Sometimes it isn’t a choice, however, and those personal/emotional resources mentioned above aren’t readily available. So, what can those who live with a partner learn about their friends who don’t, and vice versa? Here are some things to consider as a general rule, and especially during this difficult and scary time:
- First, ask about what you don’t know. Do your close friends seem happy, sound happy, and would you know the difference if they suddenly didn’t? How comfortable would you be to approach that with them?
- Be in contact. Texting is ok, it’s fast and easy. If someone is a bit down, however, it can seem pretty distant, even cold. Try the phone. For some reason, a lot of people seem averse to using the phone. Try it, you might feel more connected yourself.
- Don’t assume a single person has the courage to do all the social things that you can as a couple (and, hopefully, we will be back doing those things!).
- Consider gender. The generous invitation to join in a gathering, especially at night for a single person, can sometimes seem a bit daunting. I’m fortunate to have close friends who will have me go to their home so we can leave together from there for events. Makes all the difference.

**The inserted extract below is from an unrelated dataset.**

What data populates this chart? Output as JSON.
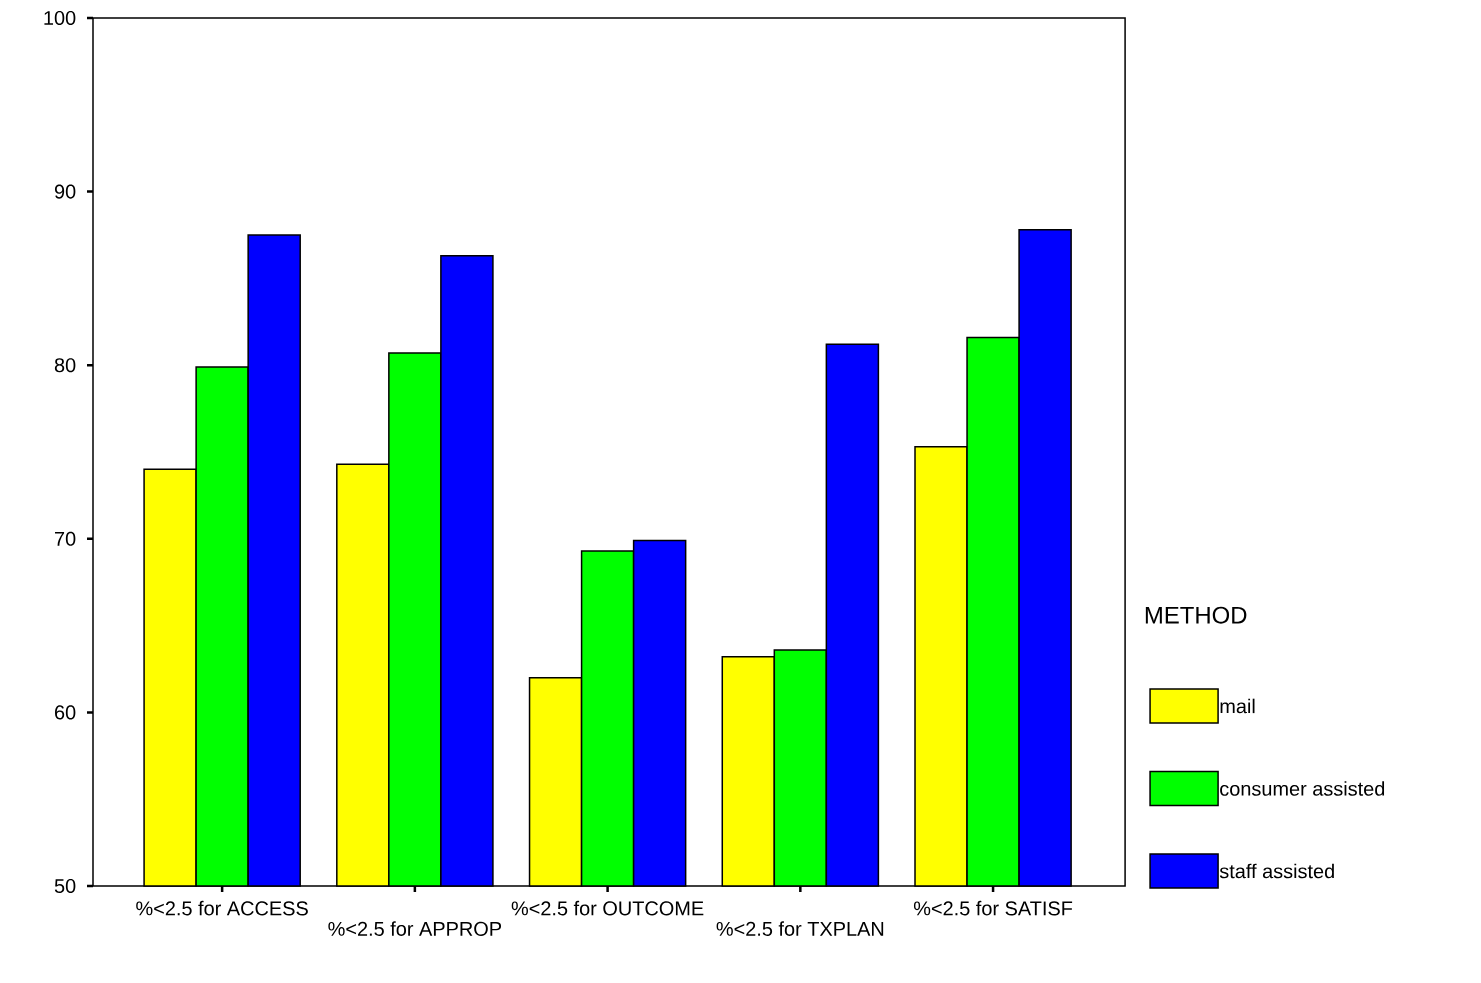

- You can’t really visit a friend who is ill right now. You can see if they need anything, however. Now here’s how that usually goes, “Sorry you’re sick. Let me know if you need anything.” Response, “No thanks, I’m good.” Right now, though, be a bit more insistent; say you’re going to the store anyway, and ask “What can I pick up and leave at your door?” Just do it, you might be helping someone more than you know. And, for sure, warming their heart.
- Be aware that couples tend to entertain more in their homes than singles do. Often it may seem easier and more fun for some, and can create a sense of family. If the single friends you usually invite don’t reciprocate in the same way, allow that individual to take you both out or celebrate your friendship in some different way. So often the fun is being together, whatever form that may take.
- Don’t assume, because you haven’t heard from a close single friend for a while, that they are too busy or ignoring you. The majority of the time that person doesn’t want to interrupt what they assume is time for the couple to be privately together; that assumption is not necessarily accurate. Just touch base with them; this suggestion goes both ways. Note: don’t assume that your coupled close friends are getting along, that everything is loving in their home, that they are happy. It’s up to you to be a good friend in such a challenging situation; just reach out, show you care.
- Lastly, broaden your view regardless of your relationship status. Your friend relationships, as a single or partnered individual, are as important to your friends as to you. All close and solid friendships include embedded respect and trust, and the awareness that there are things you teach them, and that they teach you. We should revel in our close friends, and that’s for all of us.
I feel we will be in this for a good while longer, which means the efforts we sustain must be broader and possibly more difficult. Our close friendships are vital for the self-care we all must practice. Reach out to your friends, especially close ones. Do it now, soon and often. You’re really important to them, whether they’re coupled or single. Love is manifested in so many ways. Be well.